D’après les projections du gouvernement, les finances publiques de la France sortiraient même du rouge en 2022, une première depuis 1974, avec un excédent entrevu à +0,3% du PIB.

Dans la loi de programmation des finances publiques promulguée en janvier, le gouvernement anticipait encore un déficit public à 0,3% du PIB en 2022.

Malgré ces prévisions plus favorables, la France n’a pas significativement modifié ses projections d’effort structurel sur la période 2018-2022 et pourrait donc une nouvelle fois se voir reprocher un effort structurel de réduction du déficit insuffisant - un débat récurrent avec la Commission européenne.

A Bercy, si on concède “un rythme d’ajustement structurel pas très fort”, on souligne qu’il est notamment minimisé mécaniquement par “le rythme relativement soutenu” de baisse des prélèvements obligatoires prévu sur le quinquennat ainsi que les réformes engagées pour “redynamiser l’activité, le pouvoir d’achat et l’attractivité du pays”.
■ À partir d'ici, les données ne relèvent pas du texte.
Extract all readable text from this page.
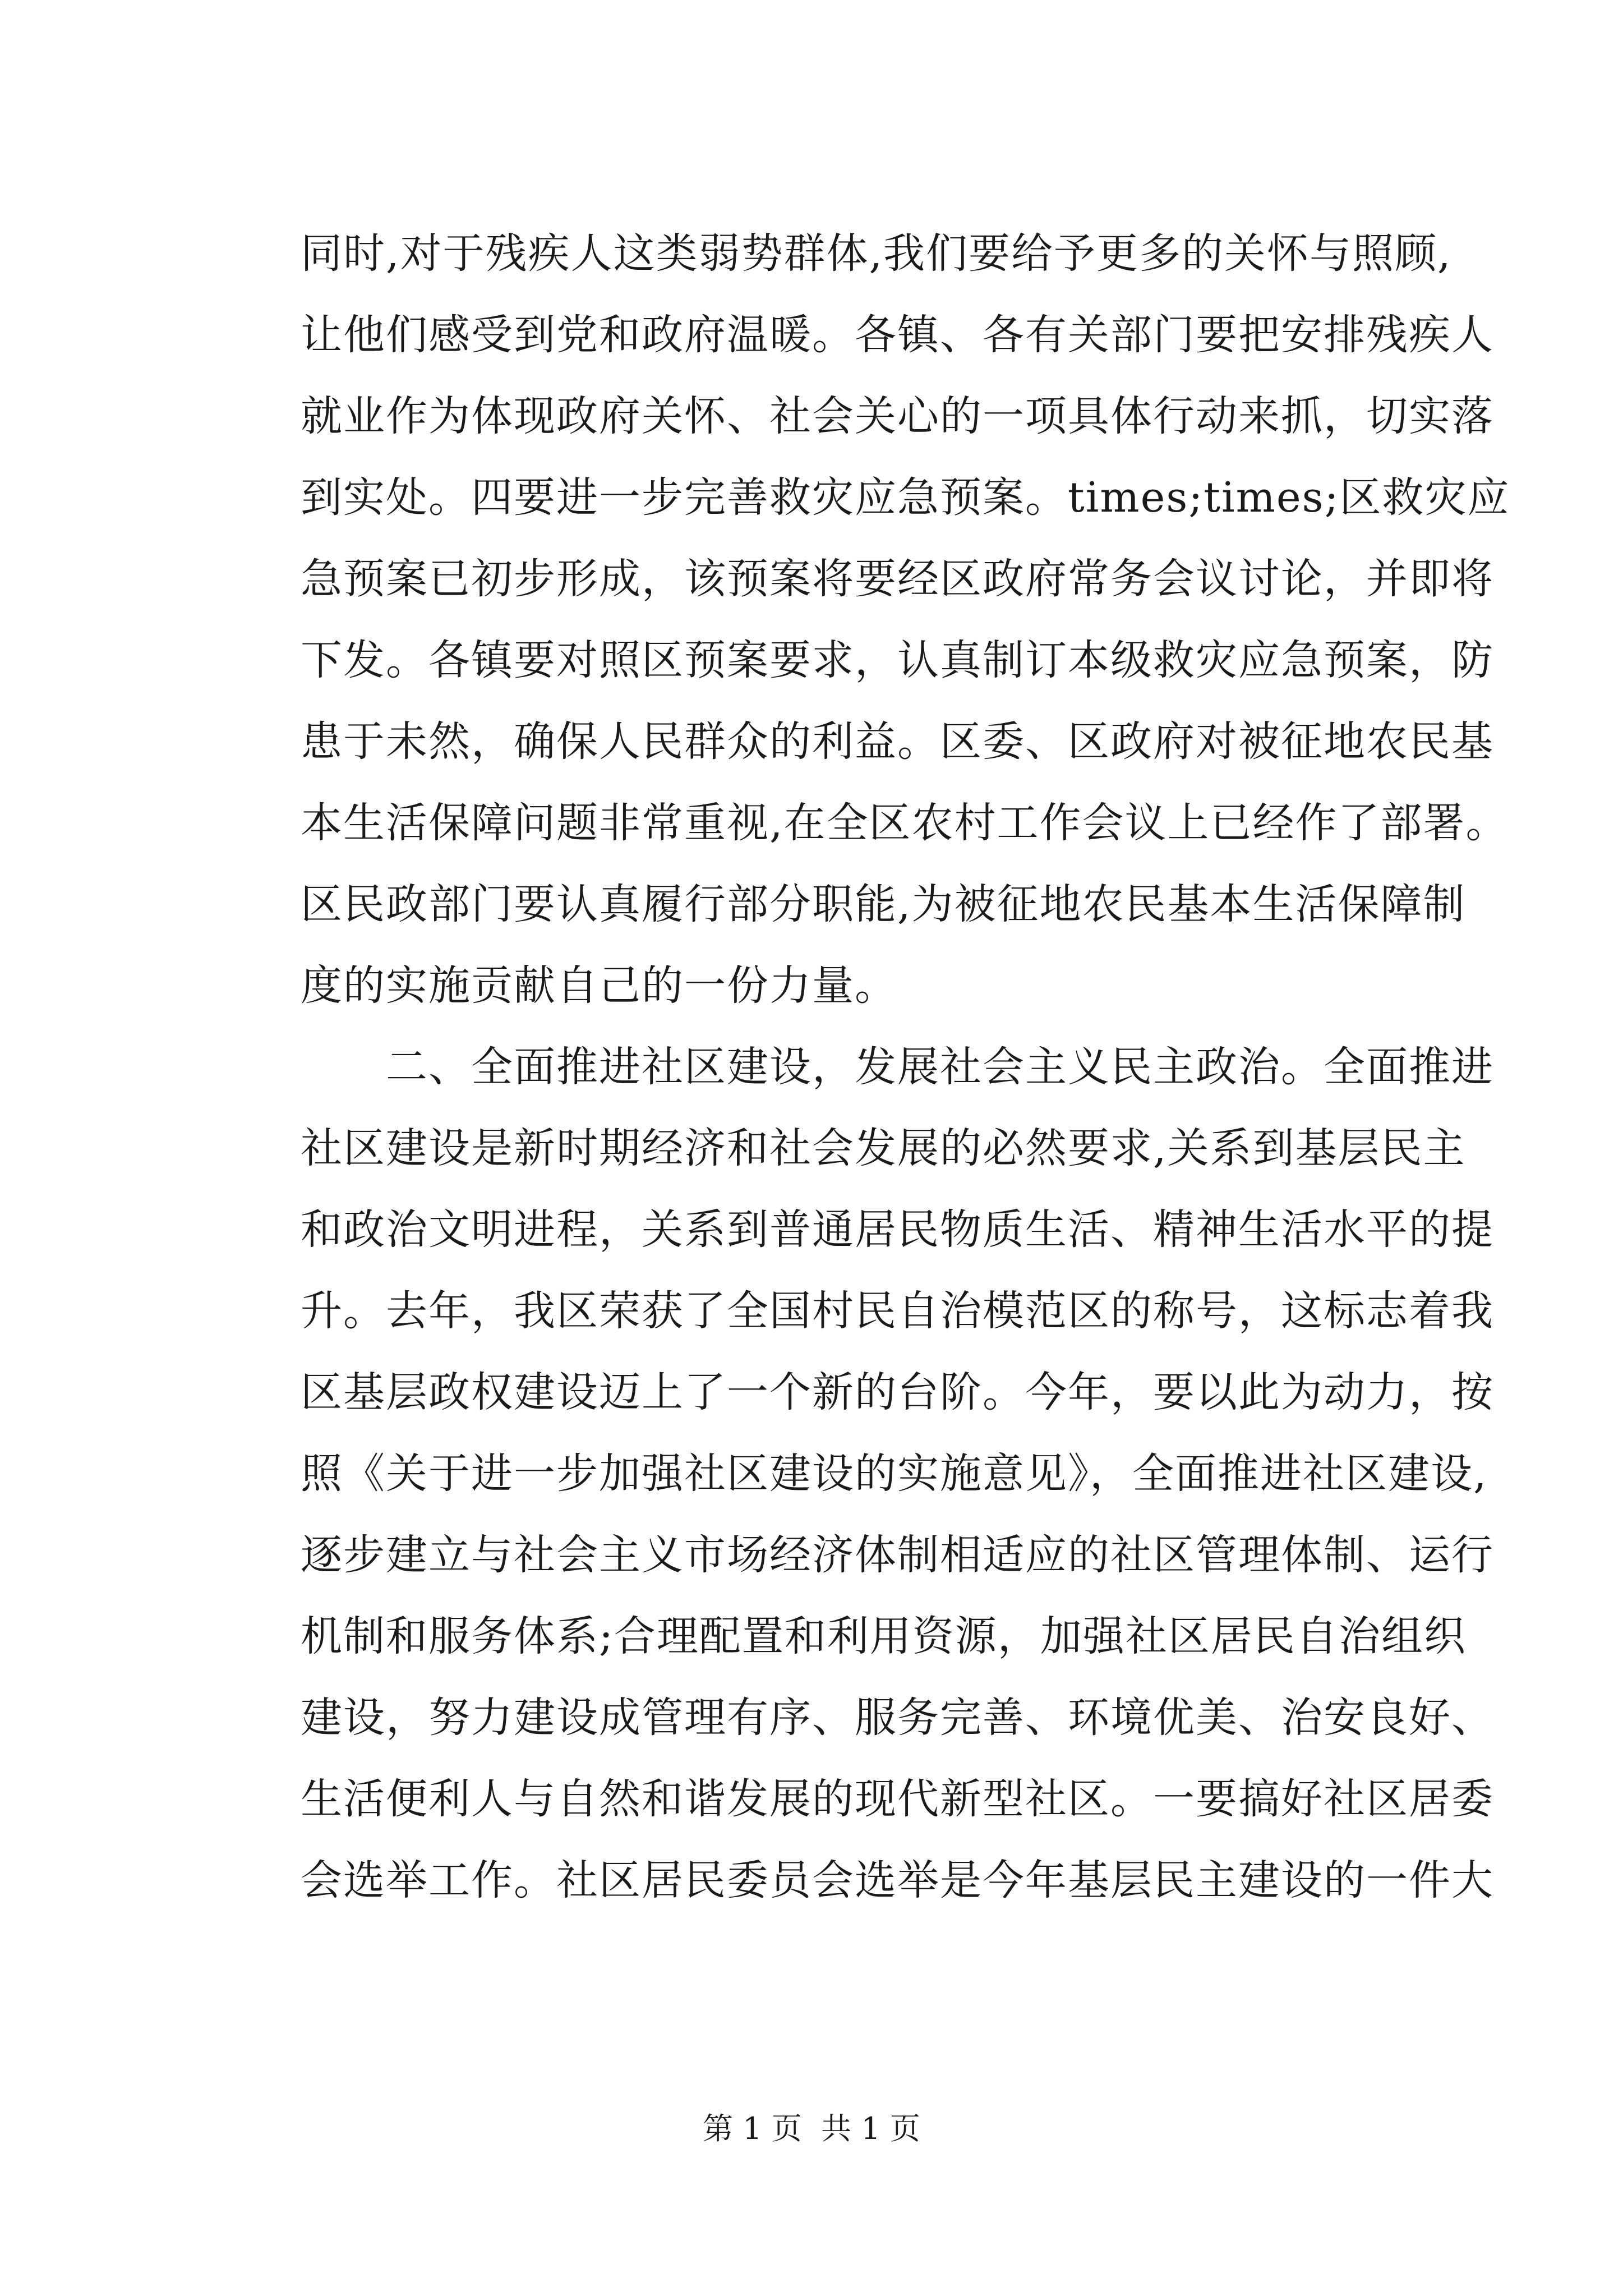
同时,对于残疾人这类弱势群体,我们要给予更多的关怀与照顾,
让他们感受到党和政府温暖。各镇、各有关部门要把安排残疾人
就业作为体现政府关怀、社会关心的一项具体行动来抓，切实落
到实处。四要进一步完善救灾应急预案。times;times;区救灾应
急预案已初步形成，该预案将要经区政府常务会议讨论，并即将
下发。各镇要对照区预案要求，认真制订本级救灾应急预案，防
患于未然，确保人民群众的利益。区委、区政府对被征地农民基
本生活保障问题非常重视,在全区农村工作会议上已经作了部署。
区民政部门要认真履行部分职能,为被征地农民基本生活保障制
度的实施贡献自己的一份力量。
　　二、全面推进社区建设，发展社会主义民主政治。全面推进
社区建设是新时期经济和社会发展的必然要求,关系到基层民主
和政治文明进程，关系到普通居民物质生活、精神生活水平的提
升。去年，我区荣获了全国村民自治模范区的称号，这标志着我
区基层政权建设迈上了一个新的台阶。今年，要以此为动力，按
照《关于进一步加强社区建设的实施意见》，全面推进社区建设,
逐步建立与社会主义市场经济体制相适应的社区管理体制、运行
机制和服务体系;合理配置和利用资源，加强社区居民自治组织
建设，努力建设成管理有序、服务完善、环境优美、治安良好、
生活便利人与自然和谐发展的现代新型社区。一要搞好社区居委
会选举工作。社区居民委员会选举是今年基层民主建设的一件大
第 1 页  共 1 页
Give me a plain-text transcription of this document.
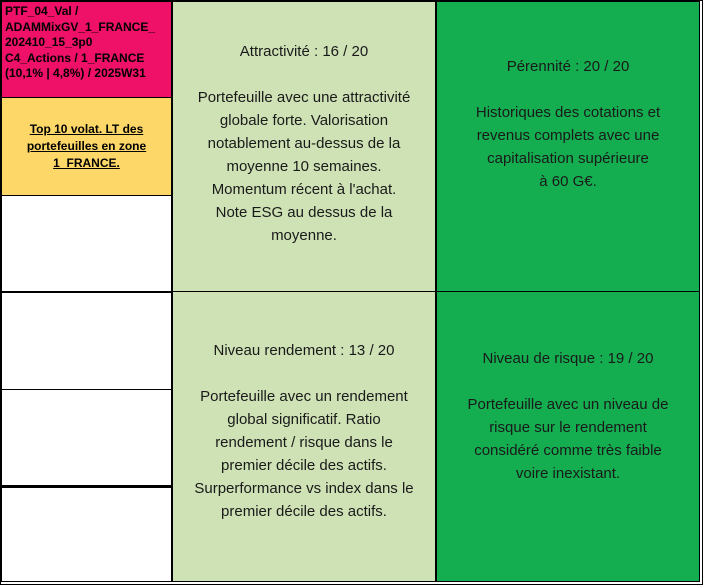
PTF_04_Val /
ADAMMixGV_1_FRANCE_
202410_15_3p0
C4_Actions / 1_FRANCE
(10,1% | 4,8%) / 2025W31
Top 10 volat. LT des portefeuilles en zone 1_FRANCE.
Attractivité : 16 / 20
Portefeuille avec une attractivité
globale forte. Valorisation
notablement au-dessus de la
moyenne 10 semaines.
Momentum récent à l'achat.
Note ESG au dessus de la
moyenne.
Pérennité : 20 / 20
Historiques des cotations et
revenus complets avec une
capitalisation supérieure
à 60 G€.
Niveau rendement : 13 / 20
Portefeuille avec un rendement
global significatif. Ratio
rendement / risque dans le
premier décile des actifs.
Surperformance vs index dans le
premier décile des actifs.
Niveau de risque : 19 / 20
Portefeuille avec un niveau de
risque sur le rendement
considéré comme très faible
voire inexistant.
Dans ce contexte d’amélioration des prévisions de croissance et d’évolution du déficit, les prévisions sont également plus favorables pour la dette publique, qui devrait commencer à refluer dès cette année (à 96,4% du PIB contre 97,0% en 2017), alors que le gouvernement prévoyait auparavant qu’elle n’atteigne son point culminant que l’an prochain.

“En réduisant la dette et les déficits, nous respectons notre parole européenne et nous retrouvons notre crédibilité auprès de nos partenaires”, souligne Bruno Le Maire dans une interview à paraître mercredi dans Le Figaro.

Pour le ministre de l’Economie et des Finances, en renforçant le poids de la France, “cela nous permet d’avancer sur des chantiers majeurs comme la taxation des Gafa ou la réforme de la zone euro”.

Alors que les résultats meilleurs que prévu enregistrés sur l’année 2017 ont déjà suscité des demandes de redistribution d’une éventuelle “cagnotte”, le gouvernement entend continuer à accorder la priorité au redressement des comptes publics.

“Je crois que tout le monde sait très bien que la condition pour pouvoir redistribuer est d’abord de se réformer et d’assainir nos comptes publics, et qu’on n’y est pas encore”, déclare le ministre de l’Action et des Comptes publics Gérald Darmanin, également interviewé par Le Figaro.

Le document ne fait aucune mention d’une reprise éventuelle par l’Etat de tout ou partie de la dette de 46 milliards d’euros de la SNCF, qui représente plus de deux points de PIB et qui est un des enjeux du bras de fer entamé avec les syndicats du groupe public sur la réforme du secteur ferroviaire.

En ce qui concerne le taux de prélèvement obligatoire - qui a atteint un niveau record fin 2017, à 45,4% du PIB contre 44,6% un an plus tôt, le programme de stabilité confirme l’engagement présidentiel de les réduire d’un point sur la durée du quinquennat, avec un objectif de 44,3% en 2022.

Le Haut conseil des finances publiques (HCFP) doit rendre public vendredi matin son avis sur les nouvelles prévisions du gouvernement.

Le programme de stabilité surnommé “Pstab” à Bercy, accompagné d’un programme national de réforme, doit être transmis pour évaluation à la Commission européenne et fera l’objet d’un débat à l’Assemblée nationale le 18 avril.